Still on his search for the missing children, Neanderdad now noticed that reviewing the day’s previous activities had caused him to stop and stand, deep in thought, halfway out the doorway to the back yard. Neanderdad confirmed that there were no children there and retreated back into the house. How, he wondered, could he solve the problem of losing attention when even thinking about losing attention was, itself, a loss of attention?
A small sound saved Neanderdad from this unsolvable logic loop. The children, he realized, were in the back bathroom. Neanderdad worried less, at that moment, now that he knew that they had not fled the safety of the house. With dog beside him, Neanderdad went to the bathroom to retrieve the offspring.

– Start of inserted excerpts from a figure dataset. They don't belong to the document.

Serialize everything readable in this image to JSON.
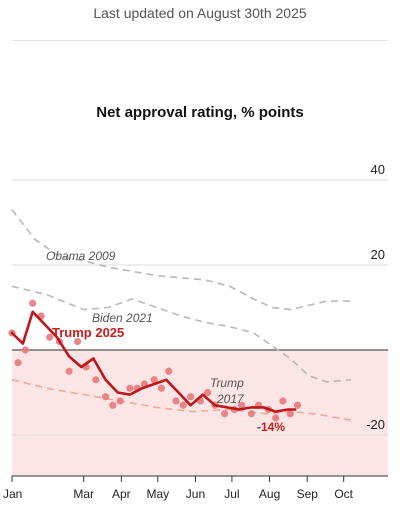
{
  "header": {
    "updated": "Last updated on August 30th 2025",
    "title": "Net approval rating, % points"
  },
  "colors": {
    "trump_line": "#c0161b",
    "trump_points": "#e8787a",
    "trump2017": "#f0a898",
    "comparison": "#b8b8b8",
    "negative_band": "#fce6e5"
  },
  "chart_data": {
    "type": "line",
    "title": "Net approval rating, % points",
    "x_unit": "day of year",
    "ylim": [
      -30,
      45
    ],
    "y_ticks": [
      40,
      20,
      -20
    ],
    "y_tick_labels": [
      "40",
      "20",
      "-20"
    ],
    "x_ticks": [
      {
        "label": "Jan",
        "day": 1
      },
      {
        "label": "Mar",
        "day": 60
      },
      {
        "label": "Apr",
        "day": 91
      },
      {
        "label": "May",
        "day": 121
      },
      {
        "label": "Jun",
        "day": 152
      },
      {
        "label": "Jul",
        "day": 182
      },
      {
        "label": "Aug",
        "day": 213
      },
      {
        "label": "Sep",
        "day": 244
      },
      {
        "label": "Oct",
        "day": 274
      }
    ],
    "series": [
      {
        "name": "Obama 2009",
        "style": "dashed",
        "x": [
          1,
          20,
          40,
          60,
          80,
          100,
          120,
          140,
          160,
          180,
          200,
          215,
          230,
          245,
          260,
          280
        ],
        "y": [
          33,
          26,
          22,
          21,
          19.5,
          18.5,
          17.5,
          17,
          16.5,
          15,
          12,
          10,
          9.5,
          10.5,
          11.5,
          11.5
        ]
      },
      {
        "name": "Biden 2021",
        "style": "dashed",
        "x": [
          1,
          30,
          60,
          80,
          100,
          120,
          140,
          160,
          180,
          200,
          215,
          230,
          245,
          260,
          280
        ],
        "y": [
          15,
          13,
          9.5,
          10,
          12,
          10,
          8,
          6.5,
          5.5,
          4,
          1,
          -2,
          -6,
          -7.5,
          -7
        ]
      },
      {
        "name": "Trump 2017",
        "style": "dashed",
        "x": [
          1,
          30,
          60,
          90,
          120,
          150,
          180,
          210,
          230,
          250,
          270,
          280
        ],
        "y": [
          -7,
          -9,
          -10.5,
          -12,
          -13.5,
          -14.5,
          -14,
          -15,
          -14.5,
          -15,
          -16,
          -16.5
        ]
      },
      {
        "name": "Trump 2025",
        "style": "solid",
        "x": [
          1,
          10,
          18,
          28,
          38,
          48,
          58,
          68,
          78,
          88,
          98,
          108,
          118,
          128,
          138,
          148,
          158,
          168,
          178,
          188,
          198,
          208,
          218,
          228,
          234
        ],
        "y": [
          4,
          1.5,
          9,
          6,
          3,
          -1.5,
          -4,
          -2,
          -7,
          -10,
          -10.5,
          -9,
          -8,
          -7,
          -10,
          -13,
          -10.5,
          -13,
          -13.5,
          -14,
          -13.5,
          -13.5,
          -14.5,
          -14,
          -14
        ]
      }
    ],
    "polls": {
      "x": [
        1,
        6,
        12,
        18,
        25,
        32,
        40,
        48,
        55,
        62,
        70,
        78,
        84,
        90,
        98,
        104,
        110,
        118,
        124,
        130,
        136,
        142,
        148,
        156,
        162,
        168,
        176,
        184,
        190,
        198,
        204,
        212,
        218,
        224,
        230,
        236
      ],
      "y": [
        4,
        -3,
        0,
        11,
        8,
        3,
        2,
        -5,
        2,
        -4,
        -7,
        -11,
        -13,
        -12,
        -9,
        -9,
        -8,
        -7,
        -9,
        -5,
        -12,
        -13,
        -11,
        -12,
        -10,
        -13,
        -15,
        -14,
        -13,
        -15,
        -13,
        -14,
        -16,
        -12,
        -15,
        -13
      ]
    },
    "annotations": {
      "obama": "Obama 2009",
      "biden": "Biden 2021",
      "trump2017_line1": "Trump",
      "trump2017_line2": "2017",
      "trump2025": "Trump 2025",
      "last_value": "-14%"
    }
  }
}
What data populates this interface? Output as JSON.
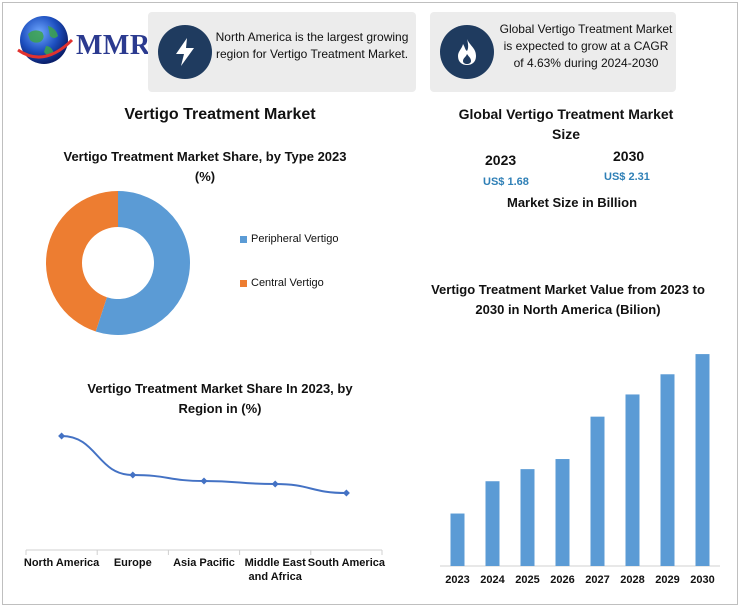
{
  "brand": {
    "logo_text": "MMR"
  },
  "cards": [
    {
      "icon": "lightning-icon",
      "text": "North America is the largest growing region for Vertigo Treatment Market."
    },
    {
      "icon": "flame-icon",
      "text": "Global Vertigo Treatment Market is expected to grow at a CAGR of 4.63% during 2024-2030"
    }
  ],
  "main_title": "Vertigo Treatment Market",
  "market_size": {
    "title": "Global Vertigo Treatment Market Size",
    "year_2023": "2023",
    "value_2023": "US$ 1.68",
    "year_2030": "2030",
    "value_2030": "US$ 2.31",
    "caption": "Market Size in Billion"
  },
  "colors": {
    "accent_blue": "#5b9bd5",
    "accent_orange": "#ed7d31",
    "icon_bg": "#1f3b5f",
    "value_text": "#2e7fb6"
  },
  "chart_data": [
    {
      "type": "pie",
      "title": "Vertigo Treatment Market Share, by Type 2023 (%)",
      "donut": true,
      "categories": [
        "Peripheral Vertigo",
        "Central Vertigo"
      ],
      "values": [
        55,
        45
      ],
      "colors": [
        "#5b9bd5",
        "#ed7d31"
      ],
      "legend": "right"
    },
    {
      "type": "line",
      "title": "Vertigo Treatment Market Share In 2023, by Region in (%)",
      "categories": [
        "North America",
        "Europe",
        "Asia Pacific",
        "Middle East and Africa",
        "South America"
      ],
      "values": [
        38,
        25,
        23,
        22,
        19
      ],
      "ylim": [
        0,
        50
      ],
      "grid": false,
      "color": "#4472c4"
    },
    {
      "type": "bar",
      "title": "Vertigo Treatment Market Value from 2023 to 2030 in North America (Bilion)",
      "categories": [
        "2023",
        "2024",
        "2025",
        "2026",
        "2027",
        "2028",
        "2029",
        "2030"
      ],
      "values": [
        0.26,
        0.42,
        0.48,
        0.53,
        0.74,
        0.85,
        0.95,
        1.05
      ],
      "ylim": [
        0,
        1.1
      ],
      "grid": false,
      "color": "#5b9bd5"
    }
  ]
}
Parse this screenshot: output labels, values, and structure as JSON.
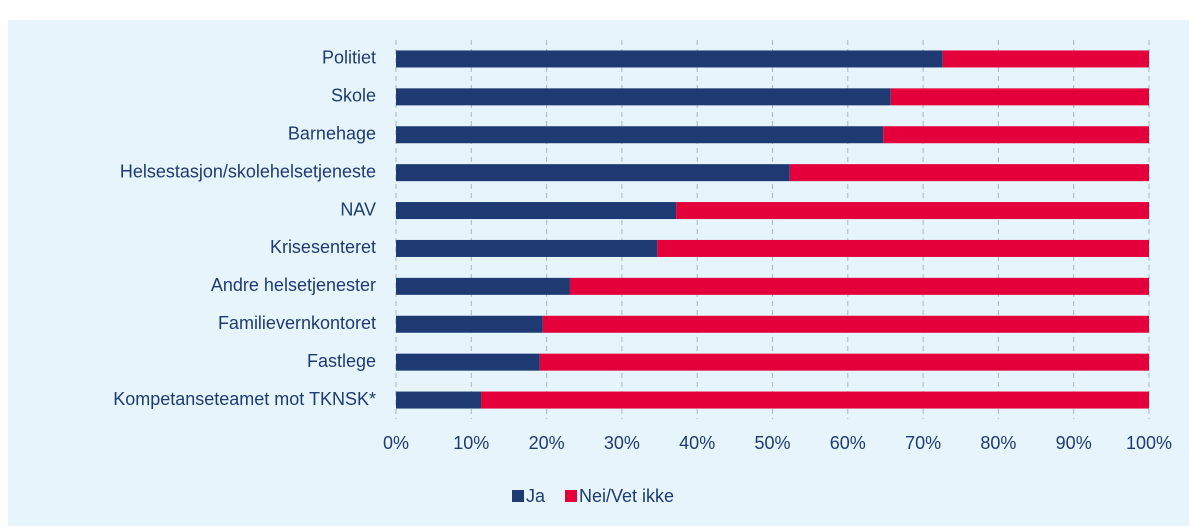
{
  "chart_data": {
    "type": "stacked-barh",
    "categories": [
      "Politiet",
      "Skole",
      "Barnehage",
      "Helsestasjon/skolehelsetjeneste",
      "NAV",
      "Krisesenteret",
      "Andre helsetjenester",
      "Familievernkontoret",
      "Fastlege",
      "Kompetanseteamet mot TKNSK*"
    ],
    "series": [
      {
        "name": "Ja",
        "color": "#1f3a73",
        "values": [
          72.6,
          65.7,
          64.7,
          52.3,
          37.2,
          34.7,
          23.1,
          19.5,
          19.1,
          11.3
        ]
      },
      {
        "name": "Nei/Vet ikke",
        "color": "#e4003a",
        "values": [
          27.4,
          34.3,
          35.3,
          47.7,
          62.8,
          65.3,
          76.9,
          80.5,
          80.9,
          88.7
        ]
      }
    ],
    "xlim": [
      0,
      100
    ],
    "xticks": [
      {
        "value": 0,
        "label": "0%"
      },
      {
        "value": 10,
        "label": "10%"
      },
      {
        "value": 20,
        "label": "20%"
      },
      {
        "value": 30,
        "label": "30%"
      },
      {
        "value": 40,
        "label": "40%"
      },
      {
        "value": 50,
        "label": "50%"
      },
      {
        "value": 60,
        "label": "60%"
      },
      {
        "value": 70,
        "label": "70%"
      },
      {
        "value": 80,
        "label": "80%"
      },
      {
        "value": 90,
        "label": "90%"
      },
      {
        "value": 100,
        "label": "100%"
      }
    ],
    "grid": true,
    "legend": "bottom"
  }
}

Alas, Neanderdad’s reunion with his children was not a sweet one. In his absence, the boy and girl had used crayons to carefully color each and every one of the floor tiles. The normally white tiles were now red and green and blue and brown and yellow; every color except white. As with the net, the children were obliviously proud of their work. The girl looked up at him with a giant smile, then continued coloring a red tile. The boy grinned and pointed proudly with a stubby thumb.
“We made the floor prettier,” he said.
And then, not for the last time that day, Neanderdad’s thoughts overtook his ability to remain in the present.